The longer the 737 MAX is out of commission, the greater Boeing's potential financial liabilities will be. With roughly 400 737 MAX jets grounded worldwide, Boeing is already on the hook to compensate customers for the problems caused. Indeed it has allocated $5 billion toward appeasing the airlines.

Additional budgetary liabilities will come from increased storage costs since Boeing won't be delivering any new 737 MAXs until the problem is resolved.

All of which creates a muddy short-term outlook for Boeing. As a rule expanding inventory on the balance sheet for any company is a cause for worry when demand appears to be slowing. Still, Boeing currently has over 5,000 orders for the 737 MAX, so when the flight ban is lifted, all inventory will immediately become deliveries, once again showcasing Boeing’s still dominant position in the industry.

The fact that new orders have stalled makes a certain kind of sense. Airlines are smartly sitting all this out, awaiting the efficacy of the fixes before committing new capital. And just one company, Saudi budget airline flyadeal, actually canceled their order for 50 planes. We fully expect new orders to resume once the plane is again airborne.

Even the $5 billion in charges Boeing is taking isn't really a concern. For starters, the corporation isn’t likely to offer cash.

Rather, they'll probably provide discounts on future purchases. As well, Boeing generated $13 billion in cash-flow last year, has $10 billion worth of cash on hand and over $6 billion in unused credit.

While deliveries of the jet fell last quarter, the rest of Boeing's operation—other aircraft such as the 787 or 767, as well as military planes and servicing revenues—have been unaffected. Even if the 737 MAX remains grounded well into next year, Boeing's financial stability will protect the company enough to ride out this temporary turbulence.

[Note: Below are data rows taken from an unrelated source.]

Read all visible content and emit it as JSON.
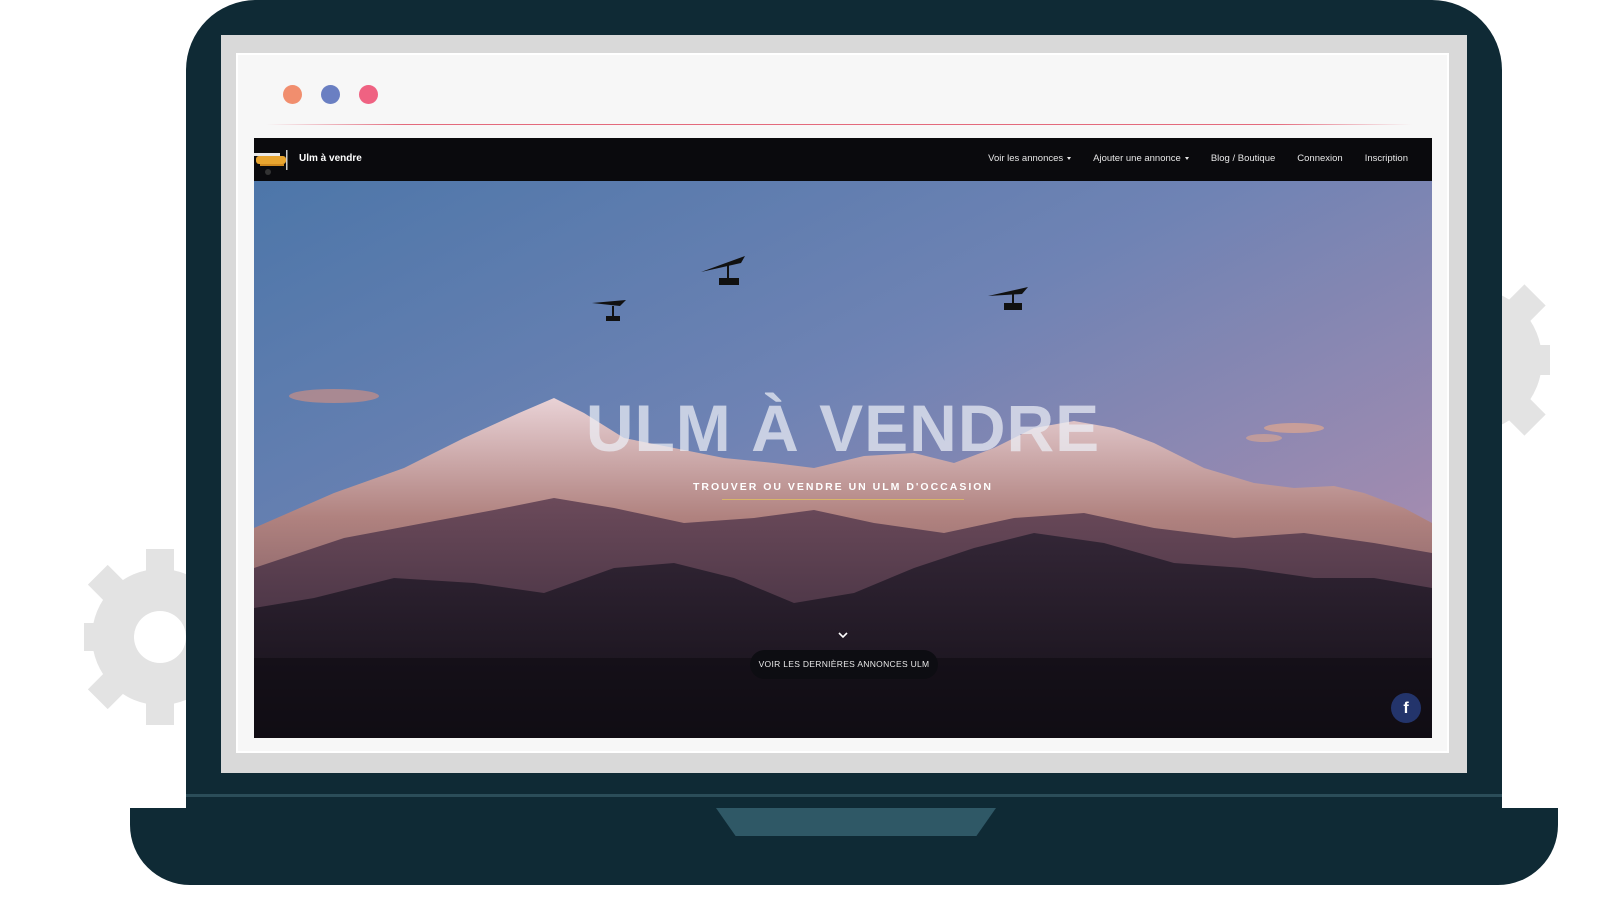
{
  "browser": {
    "dot_colors": [
      "#f18e6e",
      "#6a7fc2",
      "#ef6282"
    ]
  },
  "site": {
    "brand": "Ulm à vendre",
    "nav": [
      {
        "label": "Voir les annonces",
        "dropdown": true
      },
      {
        "label": "Ajouter une annonce",
        "dropdown": true
      },
      {
        "label": "Blog / Boutique",
        "dropdown": false
      },
      {
        "label": "Connexion",
        "dropdown": false
      },
      {
        "label": "Inscription",
        "dropdown": false
      }
    ],
    "hero": {
      "title": "ULM À VENDRE",
      "subtitle": "TROUVER OU VENDRE UN ULM D'OCCASION",
      "cta": "VOIR LES DERNIÈRES ANNONCES ULM"
    },
    "social": {
      "facebook_glyph": "f"
    }
  },
  "icons": [
    "gear-icon",
    "plane-logo-icon",
    "caret-down-icon",
    "chevron-down-icon",
    "facebook-icon",
    "microlight-icon"
  ],
  "colors": {
    "laptop": "#0f2a35",
    "nav_bg": "#0a0a0d",
    "accent_line": "#d8b56a",
    "facebook": "#23346b"
  }
}
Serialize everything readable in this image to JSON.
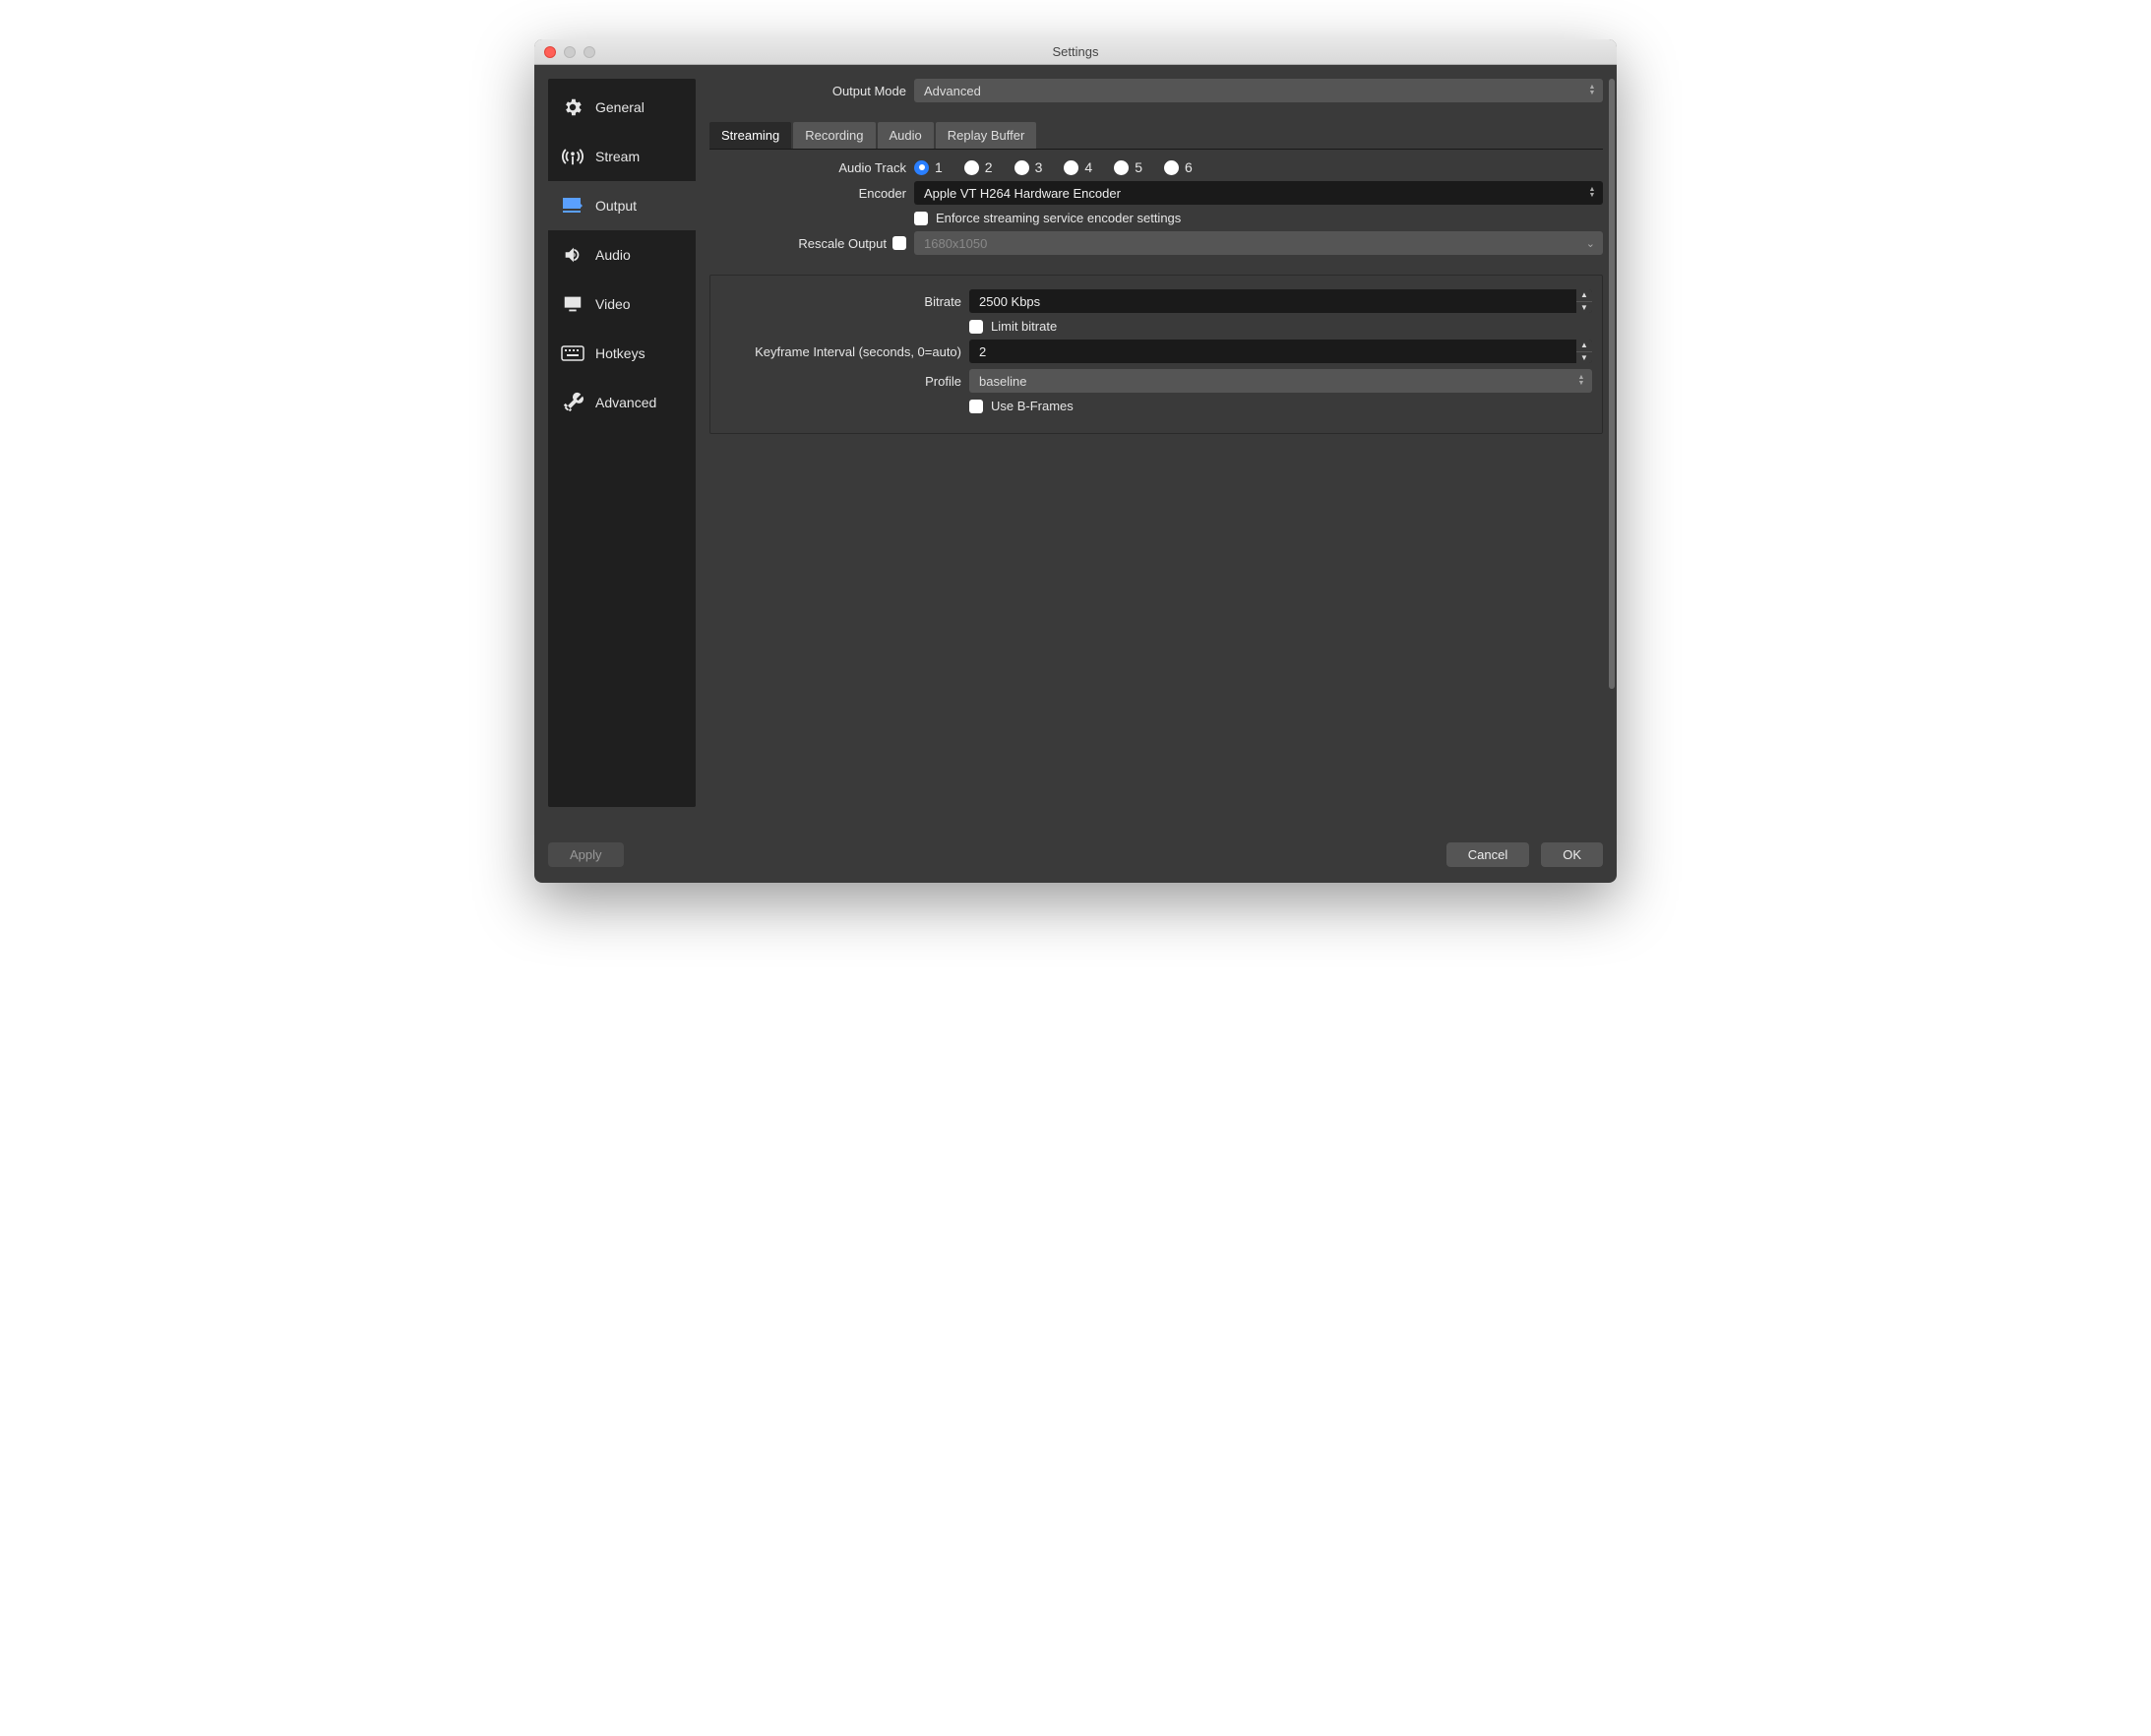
{
  "window": {
    "title": "Settings"
  },
  "sidebar": {
    "items": [
      {
        "label": "General"
      },
      {
        "label": "Stream"
      },
      {
        "label": "Output"
      },
      {
        "label": "Audio"
      },
      {
        "label": "Video"
      },
      {
        "label": "Hotkeys"
      },
      {
        "label": "Advanced"
      }
    ]
  },
  "output_mode": {
    "label": "Output Mode",
    "value": "Advanced"
  },
  "tabs": [
    {
      "label": "Streaming"
    },
    {
      "label": "Recording"
    },
    {
      "label": "Audio"
    },
    {
      "label": "Replay Buffer"
    }
  ],
  "streaming": {
    "audio_track": {
      "label": "Audio Track",
      "options": [
        "1",
        "2",
        "3",
        "4",
        "5",
        "6"
      ],
      "selected": "1"
    },
    "encoder": {
      "label": "Encoder",
      "value": "Apple VT H264 Hardware Encoder"
    },
    "enforce": {
      "label": "Enforce streaming service encoder settings",
      "checked": false
    },
    "rescale": {
      "label": "Rescale Output",
      "checked": false,
      "value": "1680x1050"
    },
    "bitrate": {
      "label": "Bitrate",
      "value": "2500 Kbps"
    },
    "limit_bitrate": {
      "label": "Limit bitrate",
      "checked": false
    },
    "keyframe": {
      "label": "Keyframe Interval (seconds, 0=auto)",
      "value": "2"
    },
    "profile": {
      "label": "Profile",
      "value": "baseline"
    },
    "bframes": {
      "label": "Use B-Frames",
      "checked": false
    }
  },
  "footer": {
    "apply": "Apply",
    "cancel": "Cancel",
    "ok": "OK"
  }
}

So when is a good time to initiate a position in Boeing? Since we believe the stock is trading at a discount right now, but with lack of clarity regarding when its share price will rise, dollar cost averaging appears to be the right move. Making one bet with a lump sum investment exposes investors to significant downside, especially since the earliest projection for an end to the grounding of the 737 MAX is this coming October and Boeing's shares continue to fall.

By slowly and methodically purchasing small amounts of stock on a schedule, regardless of price—which is the key to a dollar cost averaging strategy—investors don't have to try and time the market...a fundamental impossibility anyway, at least without inside knowledge. This would limit downside exposure to Boeing while taking advantage of potentially lower prices before any eventual recovery.

Disclaimer: All opinions expressed are subject to change without notice. This commentary is the author's opinion and should not be considered investment advice.